On Feb. 22, the US Air Force granted approval to Darshan Shah, an aerospace medical technician assigned to the 90th Operational Medical Readiness Squadron in Wyoming, to wear a tilak chandlo (holy mark on the forehead) in uniform.

Born into a Hindu family, Shah is originally from Eden Prairie, Minnesota. Ever since attending the basic military training in June 2020, he had been seeking a waiver in the uniform rules to wear the tilak chandlo while on duty.

“Not only was I wearing the uniform, which is one of my main identities, being a member of the Air Force, but I was also wearing my tilak chandlo,” said Shah, according to a US Air Force website. “It’s who I am. Wearing it is special. It’s my way of getting through hardships and difficulties in life. It provides me guidance…”

The decision by US Air Force has garnered a lot of support from several Hindus across the world. The leader of the sect Shah belongs to shared a phone call from India to discuss the waiver after several Hindu saints spoke to him about Shah’s perseverance.

Around the same time, India has faced turmoil caused by the hijab row in the southern state of Karnataka.

It began some weeks ago when one Karnataka decided to disallow, henceforth, the woman’s headcover on campus.

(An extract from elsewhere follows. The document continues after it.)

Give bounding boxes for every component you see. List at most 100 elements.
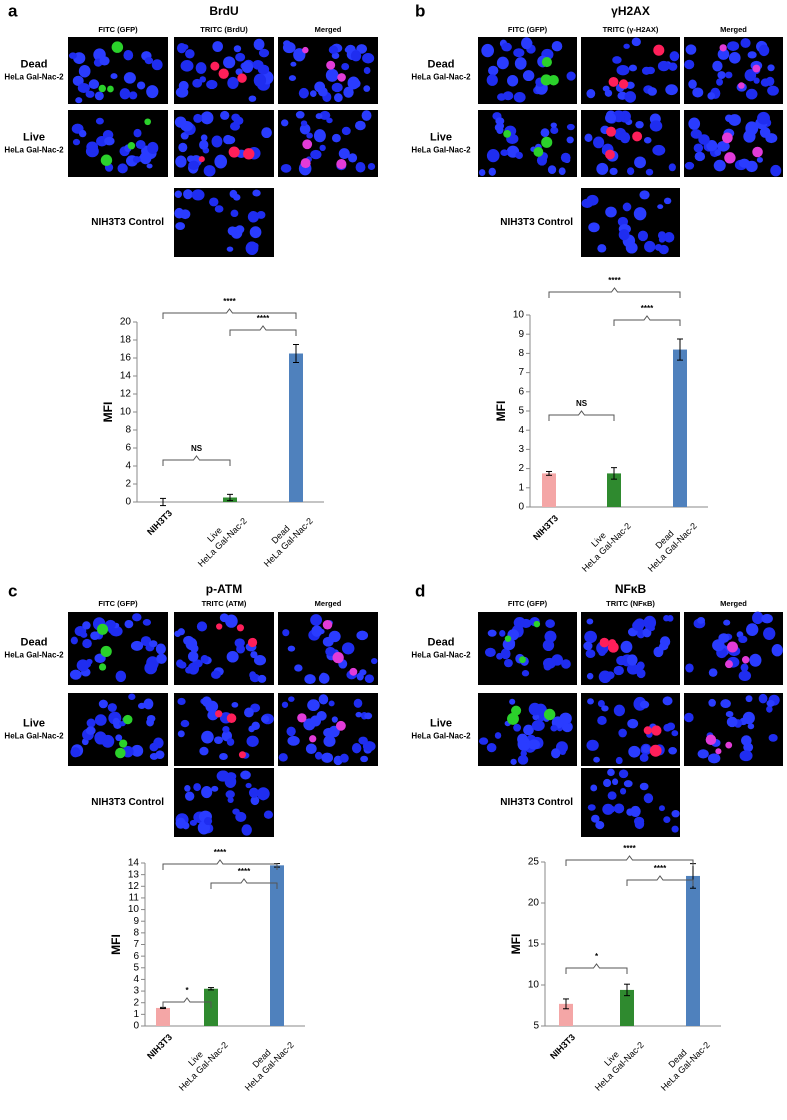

Several Muslim families with woman students of the institution were outraged and boycotted classes. The row ballooned after other colleges in Karnataka began implementing similar bans.

Following days of protests, the Karnataka high court, a few days ago, upheld the ban on hijab. The row has now moved on to some temples in Karnataka now banning Muslim traders from taking part in their fairs and religious festivals.